Hugo’s novel The Hunchback of Notre-Dame, published in 1831, was instrumental in winning public backing for the restoration of the monument which had been left in a state of abandon and decay.

“The exhibition starts with how the cathedral looked at the time the novel was published,” said Vincent Gille, a curator at the Victor Hugo museum in Paris.

“It was a frightfully forbidding and dangerous building which bore no resemblance to a radiant and shining cathedral,” he said, pointing to several of Hugo’s sketches as evidence.

The exhibition consists mostly of photographs, drawings, paintings and film excerpts illustrating the world’s fascination with the cathedral, from the beginnings to the animated feature films of today.

Notre-Dame was badly damaged by vandalism in the early 19th century, and indifferent city authorities were planning to tear it down when Hugo called for “War against the Demolishers” in a pamphlet published in 1825.

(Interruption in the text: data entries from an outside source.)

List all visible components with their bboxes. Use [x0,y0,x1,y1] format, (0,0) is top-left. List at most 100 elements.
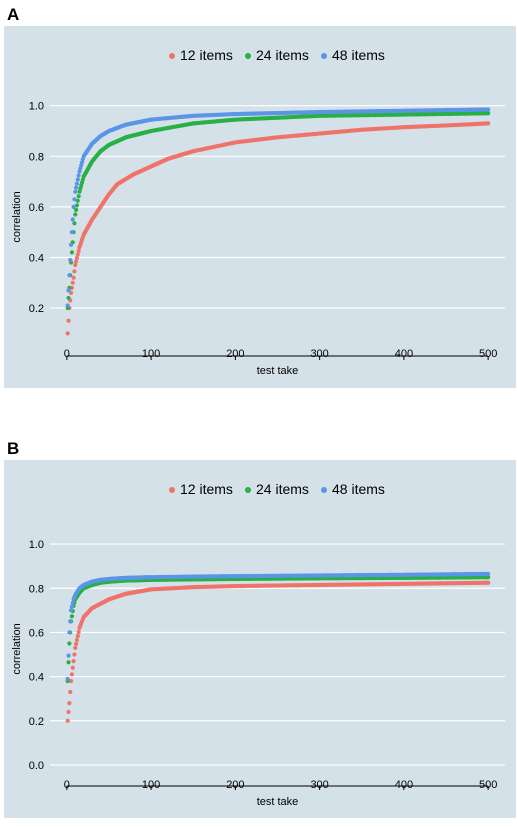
data-point [74,185,79,190]
y-tick-label: 0.4 [29,672,44,684]
x-tick-label: 500 [479,779,497,791]
legend-label: 24 items [256,481,309,497]
legend-item: 24 items [245,481,309,497]
legend-marker [321,53,327,59]
y-tick-label: 1.0 [29,101,44,113]
data-point [74,637,80,643]
data-point [66,295,71,301]
y-tick-label: 1.0 [29,539,44,551]
legend-item: 48 items [321,47,385,63]
data-point [65,676,70,681]
legend-marker [245,487,251,493]
data-point [76,173,81,178]
x-tick-label: 0 [64,348,70,360]
legend-label: 12 items [180,47,233,63]
legend-label: 48 items [332,47,385,63]
plot-background [4,460,516,818]
data-point [73,212,78,217]
data-point [74,181,80,186]
data-point [74,259,79,264]
data-point [65,303,70,308]
data-point [71,659,76,664]
y-axis-title: correlation [11,623,23,674]
series-12-items [65,121,491,336]
data-point [72,197,77,202]
y-tick-label: 0.6 [29,202,44,214]
data-point [72,221,77,226]
y-tick-label: 0.6 [29,627,44,639]
data-point [65,718,70,723]
data-point [70,600,75,606]
legend-marker [245,53,251,59]
y-tick-label: 0.2 [29,303,44,315]
x-axis-title: test take [257,365,299,377]
data-point [486,580,491,585]
y-tick-label: 0.2 [29,716,44,728]
data-point [69,604,75,609]
x-tick-label: 200 [226,348,244,360]
data-point [70,217,75,222]
data-point [68,242,74,247]
x-tick-label: 400 [395,348,413,360]
series-48-items [65,107,491,308]
data-point [69,250,75,255]
data-point [68,608,74,613]
x-tick-label: 100 [142,779,160,791]
data-point [67,273,72,278]
data-point [66,318,71,323]
data-point [66,288,71,293]
x-axis-title: test take [257,796,299,808]
data-point [75,633,80,639]
data-point [66,660,71,665]
legend-marker [169,53,175,59]
data-point [76,194,81,199]
legend-item: 12 items [169,481,233,497]
data-point [73,645,78,650]
legend-item: 24 items [245,47,309,63]
data-point [486,121,491,126]
x-tick-label: 100 [142,348,160,360]
y-tick-label: 0.8 [29,151,44,163]
data-point [67,630,72,635]
legend-label: 12 items [180,481,233,497]
data-point [68,689,73,695]
data-point [72,652,77,657]
data-point [71,275,76,280]
x-tick-label: 300 [310,348,328,360]
data-point [68,619,73,624]
y-tick-label: 0.4 [29,252,44,264]
x-tick-label: 200 [226,779,244,791]
legend-marker [169,487,175,493]
data-point [74,641,79,647]
data-point [486,107,491,112]
data-point [71,204,76,209]
legend-label: 24 items [256,47,309,63]
y-tick-label: 0.0 [29,760,44,772]
data-point [73,189,78,194]
data-point [75,198,80,203]
legend-label: 48 items [332,481,385,497]
data-point [67,641,72,646]
data-point [66,709,71,715]
data-point [74,255,80,261]
data-point [70,665,75,670]
data-point [76,629,81,635]
data-point [70,280,75,285]
chart-panel-a: 0.2 0.4 0.6 0.8 1.0 0 100 200 300 400 500 test take… [4,26,516,388]
data-point [486,575,491,580]
panel-b-label: B [7,439,20,458]
data-point [74,203,80,208]
legend-item: 48 items [321,481,385,497]
y-tick-label: 0.8 [29,583,44,595]
data-point [68,257,73,263]
x-tick-label: 0 [64,779,70,791]
series-24-items [65,111,491,311]
data-point [74,207,79,213]
data-point [76,248,81,253]
series-12-items [65,580,491,723]
data-point [486,571,491,577]
data-point [69,230,75,235]
data-point [66,653,71,658]
legend-marker [321,487,327,493]
data-point [69,614,75,619]
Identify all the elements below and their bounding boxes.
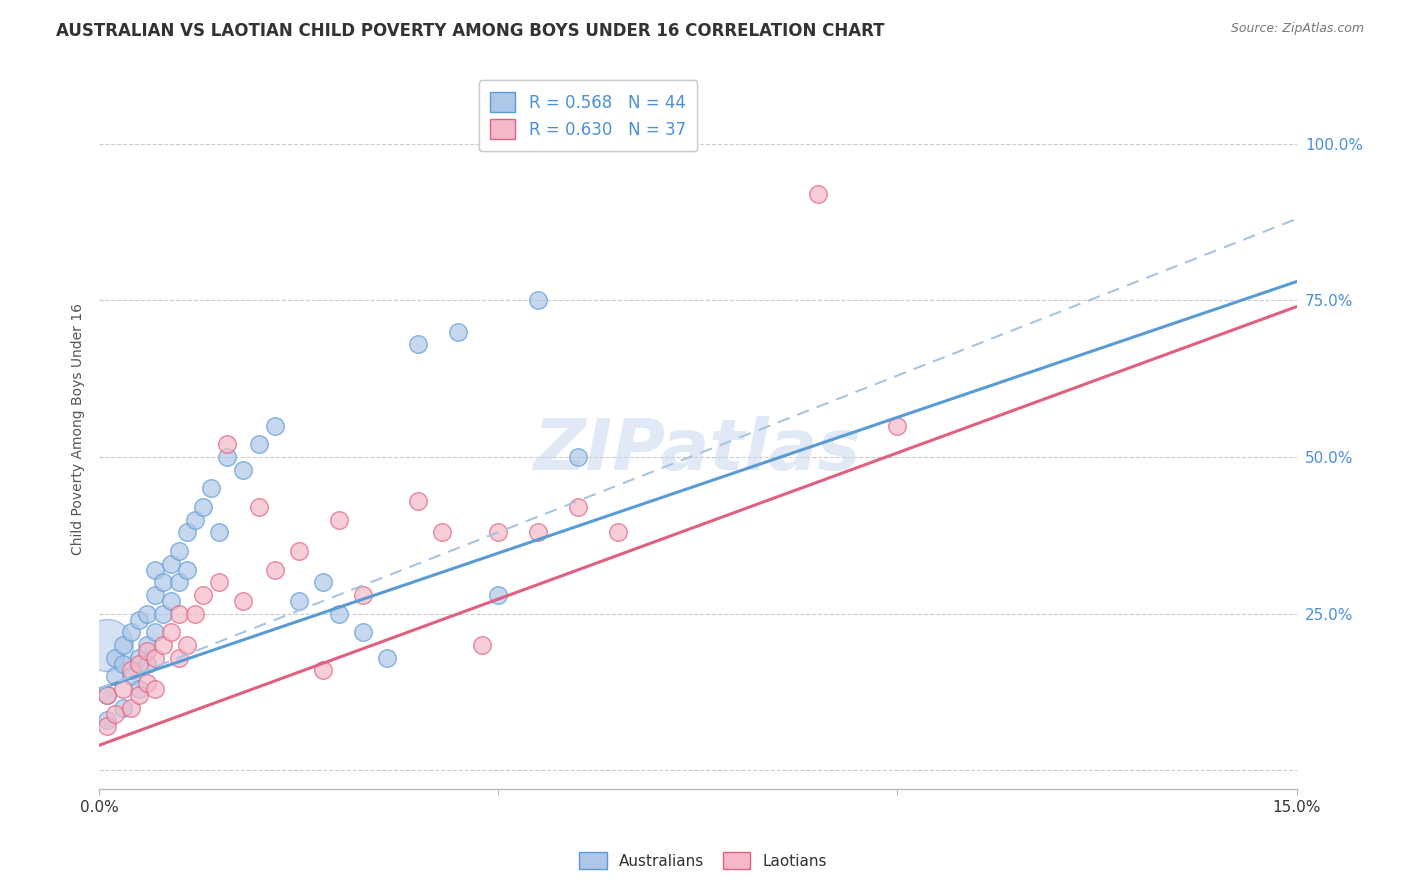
Point bbox=[104, 650, 127, 665]
Point bbox=[527, 525, 550, 540]
Point bbox=[112, 700, 135, 714]
Legend: Australians, Laotians: Australians, Laotians bbox=[574, 846, 832, 875]
Point bbox=[104, 669, 127, 683]
Point bbox=[112, 638, 135, 652]
Point bbox=[160, 594, 183, 608]
Point bbox=[167, 575, 190, 590]
Point bbox=[152, 638, 174, 652]
Point bbox=[247, 437, 270, 451]
Point bbox=[287, 544, 309, 558]
Point bbox=[247, 500, 270, 515]
Point bbox=[184, 513, 207, 527]
Point bbox=[143, 563, 166, 577]
Point bbox=[96, 688, 118, 702]
Point bbox=[128, 657, 150, 671]
Point bbox=[311, 663, 333, 677]
Point bbox=[160, 625, 183, 640]
Point bbox=[191, 588, 214, 602]
Point bbox=[408, 337, 430, 351]
Point bbox=[184, 607, 207, 621]
Point bbox=[352, 625, 374, 640]
Point bbox=[432, 525, 454, 540]
Text: Source: ZipAtlas.com: Source: ZipAtlas.com bbox=[1230, 22, 1364, 36]
Point bbox=[471, 638, 494, 652]
Point bbox=[136, 607, 159, 621]
Point bbox=[143, 650, 166, 665]
Point bbox=[567, 500, 589, 515]
Text: AUSTRALIAN VS LAOTIAN CHILD POVERTY AMONG BOYS UNDER 16 CORRELATION CHART: AUSTRALIAN VS LAOTIAN CHILD POVERTY AMON… bbox=[56, 22, 884, 40]
Point bbox=[152, 607, 174, 621]
Point bbox=[232, 462, 254, 476]
Point bbox=[152, 575, 174, 590]
Point bbox=[167, 650, 190, 665]
Point bbox=[486, 588, 509, 602]
Point bbox=[120, 700, 142, 714]
Point bbox=[112, 681, 135, 696]
Point bbox=[408, 494, 430, 508]
Point bbox=[104, 706, 127, 721]
Point bbox=[208, 525, 231, 540]
Text: ZIPatlas: ZIPatlas bbox=[534, 416, 862, 485]
Point bbox=[136, 675, 159, 690]
Point bbox=[143, 625, 166, 640]
Point bbox=[128, 688, 150, 702]
Point bbox=[96, 713, 118, 727]
Point bbox=[208, 575, 231, 590]
Point bbox=[96, 719, 118, 733]
Point bbox=[191, 500, 214, 515]
Point bbox=[200, 481, 222, 495]
Point bbox=[567, 450, 589, 464]
Point bbox=[96, 638, 118, 652]
Point bbox=[176, 638, 198, 652]
Point bbox=[176, 525, 198, 540]
Point bbox=[128, 650, 150, 665]
Point bbox=[136, 644, 159, 658]
Point bbox=[447, 325, 470, 339]
Point bbox=[287, 594, 309, 608]
Point bbox=[176, 563, 198, 577]
Point bbox=[143, 681, 166, 696]
Point bbox=[328, 607, 350, 621]
Point bbox=[96, 688, 118, 702]
Point bbox=[352, 588, 374, 602]
Point bbox=[215, 437, 238, 451]
Point bbox=[486, 525, 509, 540]
Point bbox=[120, 625, 142, 640]
Point bbox=[806, 186, 828, 201]
Point bbox=[328, 513, 350, 527]
Point bbox=[120, 669, 142, 683]
Point bbox=[215, 450, 238, 464]
Point bbox=[112, 657, 135, 671]
Point bbox=[167, 607, 190, 621]
Point bbox=[136, 657, 159, 671]
Point bbox=[607, 525, 630, 540]
Point bbox=[527, 293, 550, 308]
Point bbox=[136, 638, 159, 652]
Point bbox=[128, 613, 150, 627]
Point bbox=[167, 544, 190, 558]
Point bbox=[263, 563, 285, 577]
Point bbox=[128, 681, 150, 696]
Point bbox=[263, 418, 285, 433]
Point bbox=[886, 418, 908, 433]
Legend: R = 0.568   N = 44, R = 0.630   N = 37: R = 0.568 N = 44, R = 0.630 N = 37 bbox=[478, 80, 697, 151]
Point bbox=[232, 594, 254, 608]
Point bbox=[375, 650, 398, 665]
Point bbox=[143, 588, 166, 602]
Point bbox=[120, 663, 142, 677]
Point bbox=[311, 575, 333, 590]
Point bbox=[160, 557, 183, 571]
Y-axis label: Child Poverty Among Boys Under 16: Child Poverty Among Boys Under 16 bbox=[72, 302, 86, 555]
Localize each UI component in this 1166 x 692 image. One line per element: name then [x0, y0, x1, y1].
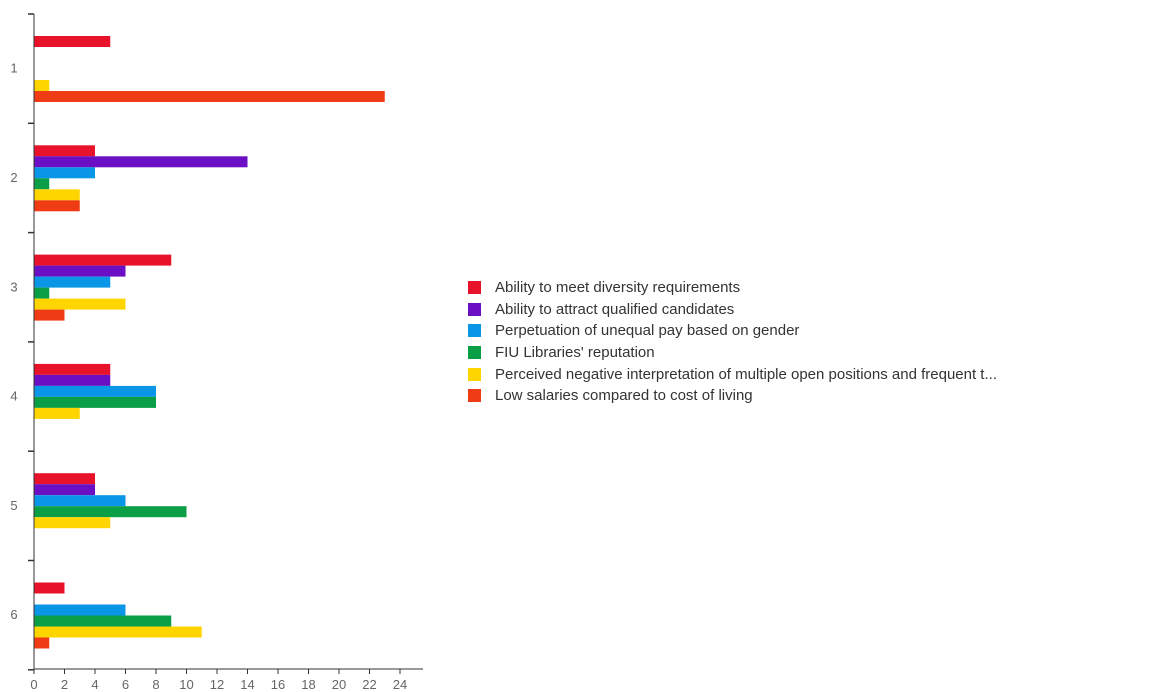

“There is perhaps not a single city in France today that is not thinking about, beginning, or completing the destruction of some national monument,” he wrote.

After the publication of “Hunchback,” the exhibition shows, the French public swung behind the idea that Notre-Dame was worth saving and gave crucial support to Viollet-le-Duc’s work on the cathedral between 1844 and 1864, which laid the foundations for the national monument status it enjoys today.

The inspiration for some features, such as the malevolent chimeras overlooking Paris, came directly from Hugo’s novel, which also, eerily, contained the description of a devastating fire.

Organisers see the exhibition as the first step towards a return to normality for the crypt’s museum, which before the fire welcomed some 170,000 visitors a year.

“The project started very soon after the fire and was motivated by the wish to honour the cathedral,” curator Anne de Mondenard told AFP.

Work on Notre-Dame’s reconstruction after last year’s fire has been plagued by delays due to bad weather, concerns over lead pollution, and most recently the coronavirus pandemic.

It was only in early June that workers began the delicate task of removing tons of metal scaffolding that melted together in the fire — renovation work was underway when the blaze struck.

President Emmanuel Macron in July gave his blessing to a faithful reconstruction of the cathedral’s spire, in a change of heart after previously calling for a “contemporary” touch.